TARTA DE SANTIAGO - BOLO DE SANTIAGO

TARTA DE SANTIAGO - BOLO DE SANTIAGO




O casamento feliz da amêndoa com o ovo, celebrado pelo açúcar, gerou algumas obras-primas da doçaria universal. Textos antigos da bacia do Mediterrâneo ressaltam o sucesso da união. Mas, atualmente, nenhuma receita supera a Torta de Santiago em prestígio internacional. Sobre uma base de massa, colocam-se amêndoas trituradas, ovos, açúcar, canela e casca de limão. O resultado é uma elaboração que equilibra os aromas das amêndoas e dos ovos. Se for industrializada, a textura se revela consistente e granulada, podendo ser consumida em até três meses após o preparo; artesanal, apresenta-se macia, e dura uma semana. O sabor de ambas é literalmente divino. Ninguém explica como o doce surgiu, se foi por obra de um religioso ou peregrino que percorreu o Caminho de Santiago, a longa rota devotiva, com opções de trajeto, que atravessa o norte da Espanha a partir da fronteira com a França, extasiando criaturas dos mais longínquos recantos do mundo. O destino é sempre Santiago de Compostela, na atual região autônoma da Galícia. Sua majestosa catedral barroca, construída entre os séculos 11 e 12, guardaria os restos mortais de São Tiago Maior, um dos 12 apóstolos de Jesus Cristo. O Novo Testamento diz que o rei Herodes Agripa (At 12,2) mandou decapitá-lo no ano 44 d.C. Desde a Idade Média, a cidade oferece a Torta de Santiago. Os peregrinos vão embora levando-a como souvenir, especialmente no dia 25 de julho, festa do santo. Chegando em casa, saboreiam-na enlevados, até porque na superfície do doce se encontra a silhueta da cruz da Ordem dos Cavaleiros de Santiago, delineada com açúcar de confeiteiro.

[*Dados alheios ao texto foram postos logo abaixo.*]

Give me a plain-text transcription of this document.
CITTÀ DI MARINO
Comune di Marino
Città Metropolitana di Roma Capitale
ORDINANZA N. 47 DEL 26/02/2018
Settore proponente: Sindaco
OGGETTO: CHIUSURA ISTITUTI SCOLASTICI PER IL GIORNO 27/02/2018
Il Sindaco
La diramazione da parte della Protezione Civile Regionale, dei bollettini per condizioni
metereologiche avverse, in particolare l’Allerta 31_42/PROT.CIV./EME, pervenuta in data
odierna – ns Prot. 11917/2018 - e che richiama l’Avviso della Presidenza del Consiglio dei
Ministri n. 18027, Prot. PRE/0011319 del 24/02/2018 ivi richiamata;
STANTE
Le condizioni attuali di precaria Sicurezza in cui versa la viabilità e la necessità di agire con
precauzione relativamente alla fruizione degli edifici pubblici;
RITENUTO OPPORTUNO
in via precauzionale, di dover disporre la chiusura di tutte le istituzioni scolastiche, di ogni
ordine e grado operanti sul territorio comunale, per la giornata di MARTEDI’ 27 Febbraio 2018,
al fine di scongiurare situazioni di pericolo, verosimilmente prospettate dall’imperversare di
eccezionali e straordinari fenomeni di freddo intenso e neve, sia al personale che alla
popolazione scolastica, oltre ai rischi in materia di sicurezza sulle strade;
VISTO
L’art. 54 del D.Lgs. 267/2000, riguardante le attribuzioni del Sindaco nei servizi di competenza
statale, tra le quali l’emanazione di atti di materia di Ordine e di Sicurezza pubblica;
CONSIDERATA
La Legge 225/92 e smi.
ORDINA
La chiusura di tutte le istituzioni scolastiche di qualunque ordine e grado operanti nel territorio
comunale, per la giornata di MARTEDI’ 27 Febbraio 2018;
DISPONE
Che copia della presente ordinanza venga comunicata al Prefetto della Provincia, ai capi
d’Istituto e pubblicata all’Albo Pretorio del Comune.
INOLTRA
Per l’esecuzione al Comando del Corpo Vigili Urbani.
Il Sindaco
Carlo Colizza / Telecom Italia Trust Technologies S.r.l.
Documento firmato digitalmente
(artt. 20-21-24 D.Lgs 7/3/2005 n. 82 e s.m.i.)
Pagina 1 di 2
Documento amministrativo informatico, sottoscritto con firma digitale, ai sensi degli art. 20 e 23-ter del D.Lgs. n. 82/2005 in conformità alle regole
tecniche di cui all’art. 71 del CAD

Nem sempre a elaboração recebeu a designação atual. Originalmente, chamava-se bizcocho de almendra. Aparece desse modo em relato de 1577, sobre a visita do inspetor d. Pedro de Portocarrero à Universidade de Santiago de Compostela, para investigar (e comprovar) denúncias de excessos alimentares dos professores ao concederem graus acadêmicos. Continuou a ter o nome primitivo no Cuaderno de Confitería, de Luis Bartolomé de Leybar, de 1838. Em El Confitero y el Pastelero, de Eduardo Merín, de 1893, porém, mudou para Tarta (torta, em português) de Alméndro. Entretanto, os livros culinários espanhóis do século 20 a consagraram como Torta de Santiago. Foi mencionada assim em 2006, quando mereceu o status de produto de Indicação Geográfica Protegida - IGP, com base nas regras da União Européia, que padronizou a receita, disciplinou os ingredientes usados, suas proporções, método de elaboração, etc. A cruz na superfície, decoração instituída em 1924 pela desaparecida Casa Mora, de Santiago de Compostela, tornou-se obrigatória.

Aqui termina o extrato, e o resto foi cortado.